The Havoc’s captain wondered idly when the remaining Japanese boats would come to life and charge to the surface looking for a quick kill before the inevitable counterstrike took them out of the game. Unlike her, they didn’t enjoy the luxuries of remote sensor feeds, or the quantum processing power of an advanced Combat Intelligence. They’d be lashing out in the dark. Literally.
She checked the time hack on the nearest screen. It was twenty minutes after midnight.

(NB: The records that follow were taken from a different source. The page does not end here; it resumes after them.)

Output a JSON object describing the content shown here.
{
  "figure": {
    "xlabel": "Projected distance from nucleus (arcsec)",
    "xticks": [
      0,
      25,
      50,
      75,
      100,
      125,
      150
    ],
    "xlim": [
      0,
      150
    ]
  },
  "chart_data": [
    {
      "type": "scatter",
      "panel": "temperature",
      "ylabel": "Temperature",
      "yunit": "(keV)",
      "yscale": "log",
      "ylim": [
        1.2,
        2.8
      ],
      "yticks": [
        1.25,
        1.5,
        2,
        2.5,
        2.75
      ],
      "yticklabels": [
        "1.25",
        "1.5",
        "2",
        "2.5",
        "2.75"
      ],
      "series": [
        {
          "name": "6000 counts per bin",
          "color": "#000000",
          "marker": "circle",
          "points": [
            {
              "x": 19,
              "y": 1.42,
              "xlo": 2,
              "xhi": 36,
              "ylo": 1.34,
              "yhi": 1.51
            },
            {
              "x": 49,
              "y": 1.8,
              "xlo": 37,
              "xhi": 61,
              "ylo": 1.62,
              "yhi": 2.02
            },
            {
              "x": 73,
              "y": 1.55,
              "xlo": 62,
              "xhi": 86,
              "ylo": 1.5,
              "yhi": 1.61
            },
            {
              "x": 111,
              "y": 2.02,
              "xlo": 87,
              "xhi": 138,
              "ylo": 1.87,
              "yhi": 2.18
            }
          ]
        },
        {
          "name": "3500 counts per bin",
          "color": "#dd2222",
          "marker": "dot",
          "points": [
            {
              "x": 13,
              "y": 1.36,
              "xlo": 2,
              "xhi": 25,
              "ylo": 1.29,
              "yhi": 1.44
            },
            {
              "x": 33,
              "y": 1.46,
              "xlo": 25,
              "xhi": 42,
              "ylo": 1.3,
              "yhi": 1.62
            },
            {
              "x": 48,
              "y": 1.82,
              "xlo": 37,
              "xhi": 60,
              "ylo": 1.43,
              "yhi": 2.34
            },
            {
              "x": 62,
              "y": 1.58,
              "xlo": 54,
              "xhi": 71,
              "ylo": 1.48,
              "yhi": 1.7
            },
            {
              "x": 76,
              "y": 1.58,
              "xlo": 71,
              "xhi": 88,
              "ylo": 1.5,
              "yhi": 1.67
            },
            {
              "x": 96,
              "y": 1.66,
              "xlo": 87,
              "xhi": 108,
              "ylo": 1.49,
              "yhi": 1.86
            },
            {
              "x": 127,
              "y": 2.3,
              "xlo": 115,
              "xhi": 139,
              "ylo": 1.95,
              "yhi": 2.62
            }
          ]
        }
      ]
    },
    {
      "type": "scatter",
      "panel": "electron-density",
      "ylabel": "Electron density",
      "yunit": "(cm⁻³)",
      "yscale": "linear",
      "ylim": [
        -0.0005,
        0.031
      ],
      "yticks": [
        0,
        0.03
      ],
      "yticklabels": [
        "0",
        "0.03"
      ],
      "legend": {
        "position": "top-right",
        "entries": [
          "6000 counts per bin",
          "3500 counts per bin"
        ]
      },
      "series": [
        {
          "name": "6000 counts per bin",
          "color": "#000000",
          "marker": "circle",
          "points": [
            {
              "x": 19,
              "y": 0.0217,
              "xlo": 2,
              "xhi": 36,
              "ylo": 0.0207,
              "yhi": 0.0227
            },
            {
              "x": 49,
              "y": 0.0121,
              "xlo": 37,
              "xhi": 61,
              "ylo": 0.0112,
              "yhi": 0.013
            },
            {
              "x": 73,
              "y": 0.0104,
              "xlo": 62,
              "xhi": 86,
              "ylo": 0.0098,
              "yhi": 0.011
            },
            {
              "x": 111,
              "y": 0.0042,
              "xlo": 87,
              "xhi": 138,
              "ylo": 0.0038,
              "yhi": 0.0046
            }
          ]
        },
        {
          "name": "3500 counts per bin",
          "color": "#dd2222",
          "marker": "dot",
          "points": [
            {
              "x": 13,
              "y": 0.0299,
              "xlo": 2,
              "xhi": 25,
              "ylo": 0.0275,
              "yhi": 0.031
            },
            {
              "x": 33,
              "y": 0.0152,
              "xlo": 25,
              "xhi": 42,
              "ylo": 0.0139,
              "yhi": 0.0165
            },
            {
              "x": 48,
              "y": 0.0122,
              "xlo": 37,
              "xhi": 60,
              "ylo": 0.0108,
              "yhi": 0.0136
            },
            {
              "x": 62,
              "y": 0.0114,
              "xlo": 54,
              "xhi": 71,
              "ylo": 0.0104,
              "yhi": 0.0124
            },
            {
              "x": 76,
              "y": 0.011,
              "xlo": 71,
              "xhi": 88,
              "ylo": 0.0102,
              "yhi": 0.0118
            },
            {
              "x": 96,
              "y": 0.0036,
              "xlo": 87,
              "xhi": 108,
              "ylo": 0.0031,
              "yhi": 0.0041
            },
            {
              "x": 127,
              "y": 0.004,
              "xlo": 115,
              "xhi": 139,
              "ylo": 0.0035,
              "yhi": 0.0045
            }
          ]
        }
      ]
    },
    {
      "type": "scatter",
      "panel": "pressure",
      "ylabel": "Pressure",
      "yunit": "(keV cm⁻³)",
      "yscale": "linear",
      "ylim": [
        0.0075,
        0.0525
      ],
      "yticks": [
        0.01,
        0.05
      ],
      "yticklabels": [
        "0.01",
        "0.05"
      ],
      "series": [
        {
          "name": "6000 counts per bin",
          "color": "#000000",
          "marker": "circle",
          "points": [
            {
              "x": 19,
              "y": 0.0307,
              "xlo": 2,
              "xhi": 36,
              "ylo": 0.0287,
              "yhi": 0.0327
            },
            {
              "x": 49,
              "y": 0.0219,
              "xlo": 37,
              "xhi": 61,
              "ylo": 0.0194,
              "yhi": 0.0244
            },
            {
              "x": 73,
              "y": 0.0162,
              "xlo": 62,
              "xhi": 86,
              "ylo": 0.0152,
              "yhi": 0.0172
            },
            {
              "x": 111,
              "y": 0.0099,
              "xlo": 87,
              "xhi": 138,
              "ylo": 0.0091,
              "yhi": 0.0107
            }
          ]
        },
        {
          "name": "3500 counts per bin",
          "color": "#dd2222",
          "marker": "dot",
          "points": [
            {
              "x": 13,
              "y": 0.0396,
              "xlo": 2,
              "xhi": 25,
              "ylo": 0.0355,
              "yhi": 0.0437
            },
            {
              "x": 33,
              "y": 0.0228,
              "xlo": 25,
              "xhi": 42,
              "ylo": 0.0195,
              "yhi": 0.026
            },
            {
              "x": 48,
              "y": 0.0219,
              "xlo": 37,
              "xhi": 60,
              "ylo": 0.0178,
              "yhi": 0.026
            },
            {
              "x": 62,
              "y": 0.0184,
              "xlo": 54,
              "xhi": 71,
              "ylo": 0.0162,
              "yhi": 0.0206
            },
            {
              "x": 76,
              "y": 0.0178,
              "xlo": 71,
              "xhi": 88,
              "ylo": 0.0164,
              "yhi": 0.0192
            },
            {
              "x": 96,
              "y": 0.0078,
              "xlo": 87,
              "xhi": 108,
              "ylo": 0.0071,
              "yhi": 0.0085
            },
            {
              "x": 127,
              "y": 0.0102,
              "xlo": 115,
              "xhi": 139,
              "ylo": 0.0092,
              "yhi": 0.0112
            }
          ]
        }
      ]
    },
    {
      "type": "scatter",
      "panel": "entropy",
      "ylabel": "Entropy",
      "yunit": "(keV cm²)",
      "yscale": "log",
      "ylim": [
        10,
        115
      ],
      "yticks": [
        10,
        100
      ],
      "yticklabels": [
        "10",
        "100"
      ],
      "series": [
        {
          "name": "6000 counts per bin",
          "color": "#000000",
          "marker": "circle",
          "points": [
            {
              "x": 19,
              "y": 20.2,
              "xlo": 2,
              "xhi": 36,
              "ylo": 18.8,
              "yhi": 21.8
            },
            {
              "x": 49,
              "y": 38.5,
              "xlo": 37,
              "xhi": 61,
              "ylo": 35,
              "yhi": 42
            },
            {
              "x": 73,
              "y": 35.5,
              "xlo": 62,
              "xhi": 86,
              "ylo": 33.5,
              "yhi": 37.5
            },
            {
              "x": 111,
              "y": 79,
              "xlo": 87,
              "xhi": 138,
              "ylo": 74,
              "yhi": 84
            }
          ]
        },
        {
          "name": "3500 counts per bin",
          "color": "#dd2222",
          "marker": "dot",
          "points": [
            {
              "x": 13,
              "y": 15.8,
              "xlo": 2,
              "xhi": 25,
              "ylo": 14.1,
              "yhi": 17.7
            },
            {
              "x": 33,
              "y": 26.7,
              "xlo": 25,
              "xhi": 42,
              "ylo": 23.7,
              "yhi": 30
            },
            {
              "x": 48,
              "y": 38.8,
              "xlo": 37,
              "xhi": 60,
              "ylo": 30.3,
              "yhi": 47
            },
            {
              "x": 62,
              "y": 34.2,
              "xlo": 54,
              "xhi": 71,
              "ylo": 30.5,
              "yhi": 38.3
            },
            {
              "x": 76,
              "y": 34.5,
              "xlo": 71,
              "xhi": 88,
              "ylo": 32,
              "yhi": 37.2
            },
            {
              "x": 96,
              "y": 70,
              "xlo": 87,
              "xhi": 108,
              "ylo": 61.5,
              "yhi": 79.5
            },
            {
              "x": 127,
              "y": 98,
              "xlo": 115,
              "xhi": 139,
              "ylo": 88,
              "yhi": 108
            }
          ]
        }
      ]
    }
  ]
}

The boat’s processors were fully engaged filtering the immense intelligence take from the Battle of Okhotsk as it raged through the darkness hours. The Soviets weren’t big on emission control, so in addition to the audiovisual coverage coming in from the Big Eye drone, the Havoc was also scooping up vast quantities of electronic and signals intelligence. Designed to stalk and strike at the infinitely more capable Chinese navy nearly eight decades hence, the submarine had little trouble accumulating data on her current targets. But with such a small crew, and none of them very well versed in post-Transition Soviet naval technology or tactics, Captain Jane Willet had orders to watch, and nothing more. The Sovs had done so much in secret, there were almost no patches or upgrades to the Nemesis files on them. Willet’s people were writing the first ones.
Every two hours Lieutenant Lohrey zapped another compressed, encrypted burst up to the drone, which relayed the package back to an AWACS bird loitering fifteen hundred kilometers to the southeast. From there it went back to the Clinton, where Kolhammer and Spruance had dozens of specialists working on the take and joining the very rough dots her Intel Section had mapped out. Even more analysts were on their way from Hawaii.

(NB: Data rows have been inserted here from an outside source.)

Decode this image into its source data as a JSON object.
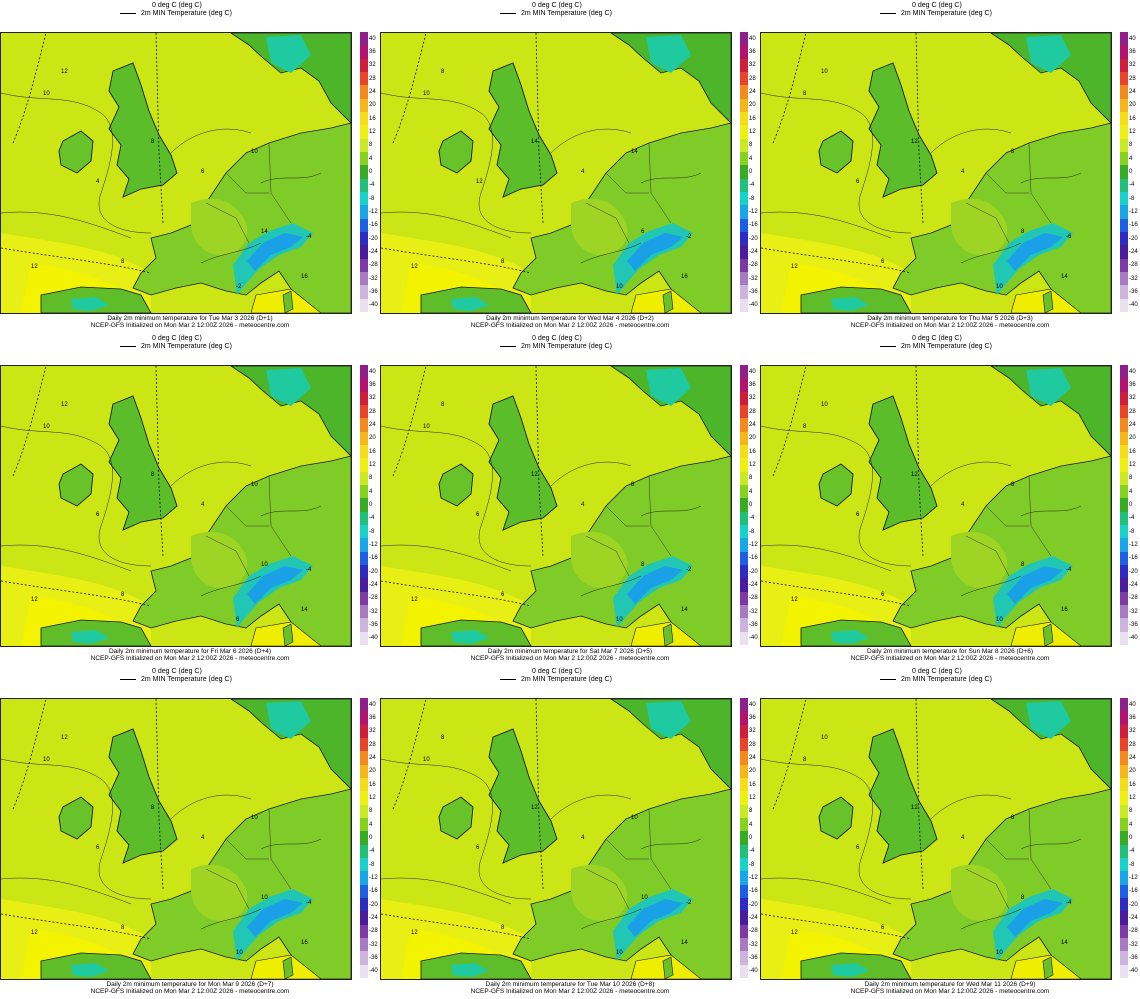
{
  "legend": {
    "contour_label": "0 deg C (deg C)",
    "line_label": "2m MIN Temperature (deg C)"
  },
  "init_line": "NCEP-GFS Initialized on Mon Mar 2 12:00Z 2026 - meteocentre.com",
  "colorbar_ticks": [
    "40",
    "36",
    "32",
    "28",
    "24",
    "20",
    "16",
    "12",
    "8",
    "4",
    "0",
    "-4",
    "-8",
    "-12",
    "-16",
    "-20",
    "-24",
    "-28",
    "-32",
    "-36",
    "-40"
  ],
  "colorbar_colors": [
    "#8f1f8a",
    "#b3126e",
    "#d01d3a",
    "#e9432a",
    "#f58a1c",
    "#f7b617",
    "#f5de16",
    "#eef110",
    "#c9ea20",
    "#86d21c",
    "#36ac22",
    "#20c07a",
    "#16d2c9",
    "#17a7e8",
    "#1d5fe4",
    "#2e2bc4",
    "#4a1a9f",
    "#7d3aa6",
    "#a87ac2",
    "#cdb4dc",
    "#ebe0f0"
  ],
  "panels": [
    {
      "title": "Daily 2m minimum temperature for Tue Mar 3 2026 (D+1)",
      "map_labels": [
        "10",
        "12",
        "8",
        "4",
        "6",
        "14",
        "16",
        "-4",
        "-2",
        "8",
        "12",
        "10"
      ]
    },
    {
      "title": "Daily 2m minimum temperature for Wed Mar 4 2026 (D+2)",
      "map_labels": [
        "10",
        "8",
        "14",
        "12",
        "4",
        "6",
        "16",
        "-2",
        "10",
        "8",
        "12",
        "14"
      ]
    },
    {
      "title": "Daily 2m minimum temperature for Thu Mar 5 2026 (D+3)",
      "map_labels": [
        "8",
        "10",
        "12",
        "6",
        "4",
        "8",
        "14",
        "-6",
        "10",
        "6",
        "12",
        "8"
      ]
    },
    {
      "title": "Daily 2m minimum temperature for Fri Mar 6 2026 (D+4)",
      "map_labels": [
        "10",
        "12",
        "8",
        "6",
        "4",
        "10",
        "14",
        "-4",
        "6",
        "8",
        "12",
        "10"
      ]
    },
    {
      "title": "Daily 2m minimum temperature for Sat Mar 7 2026 (D+5)",
      "map_labels": [
        "10",
        "8",
        "12",
        "6",
        "4",
        "8",
        "14",
        "-2",
        "10",
        "6",
        "12",
        "8"
      ]
    },
    {
      "title": "Daily 2m minimum temperature for Sun Mar 8 2026 (D+6)",
      "map_labels": [
        "8",
        "10",
        "12",
        "6",
        "4",
        "8",
        "16",
        "-4",
        "10",
        "6",
        "12",
        "8"
      ]
    },
    {
      "title": "Daily 2m minimum temperature for Mon Mar 9 2026 (D+7)",
      "map_labels": [
        "10",
        "12",
        "8",
        "6",
        "4",
        "10",
        "16",
        "-4",
        "10",
        "8",
        "12",
        "10"
      ]
    },
    {
      "title": "Daily 2m minimum temperature for Tue Mar 10 2026 (D+8)",
      "map_labels": [
        "10",
        "8",
        "12",
        "6",
        "4",
        "10",
        "14",
        "-2",
        "10",
        "8",
        "12",
        "10"
      ]
    },
    {
      "title": "Daily 2m minimum temperature for Wed Mar 11 2026 (D+9)",
      "map_labels": [
        "8",
        "10",
        "12",
        "6",
        "4",
        "8",
        "14",
        "-4",
        "10",
        "6",
        "12",
        "8"
      ]
    }
  ]
}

Willet grimaced as Master Chief Flemming pointed out an especially gruesome scene in one of the smaller windows. A Japanese artillery position was being overrun. The drone gave them a view of the carnage from a virtual height of one hundred meters. What was that line from Shakespeare, she thought. There’s none die well that die in battle… The Englishman had been writing about Agincourt, half a millennium ago, but he could just as well have been observing the fight for that gun battery.

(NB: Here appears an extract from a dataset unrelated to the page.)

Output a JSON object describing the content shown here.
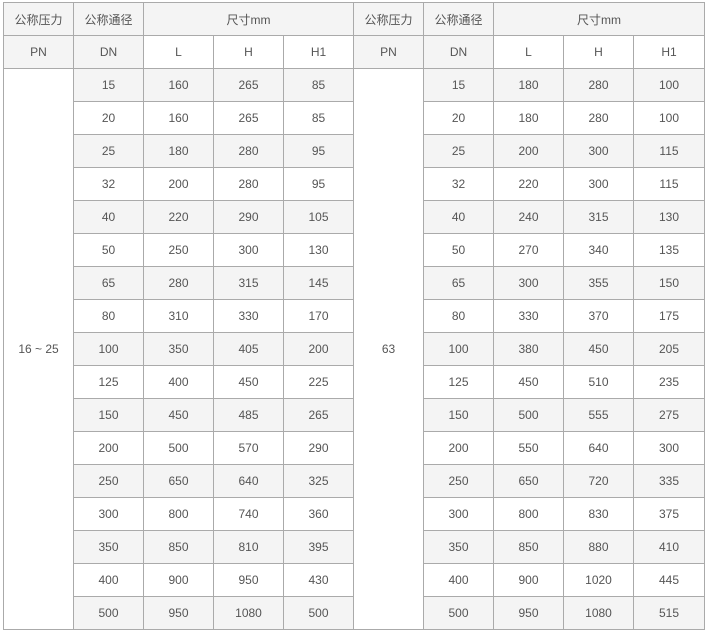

From the comparative safety of her hiding place, Jane Willet gave thanks that her life paths had led her to the cool and quiet space of her bridge on the Havoc, and not into the middle of the insensate slaughter taking place just over the horizon.
D-DAY + 36. 9 JUNE 1944. 0020 HOURS.
USS ARMANNO, PACIFIC AREA OF OPERATIONS.
For the first time since he’d taken command of the USS Armanno, Captain John F. Kennedy wished he could trade it for his old PT boat. The Armanno, a new Halsey-class guided missile destroyer, was a magnificent fighting ship. Unlike his old boat, though, he didn’t think she was really meant for this sort of work. He would have felt a lot more comfortable slipping in and out of Japanese-held waters on the much smaller, less conspicuous PT boat. He knew he could have accommodated the six-strong Force Recon team. Even with all their equipment and the rigid-hulled inflatable, he still could have squeezed them in.
But then again, if the nips tumbled them, it’d be a lot easier fighting their way out in the Armanno. And of course, Spruance’s armada didn’t include any torpedo boats.
“Coming up on the release point, skipper.”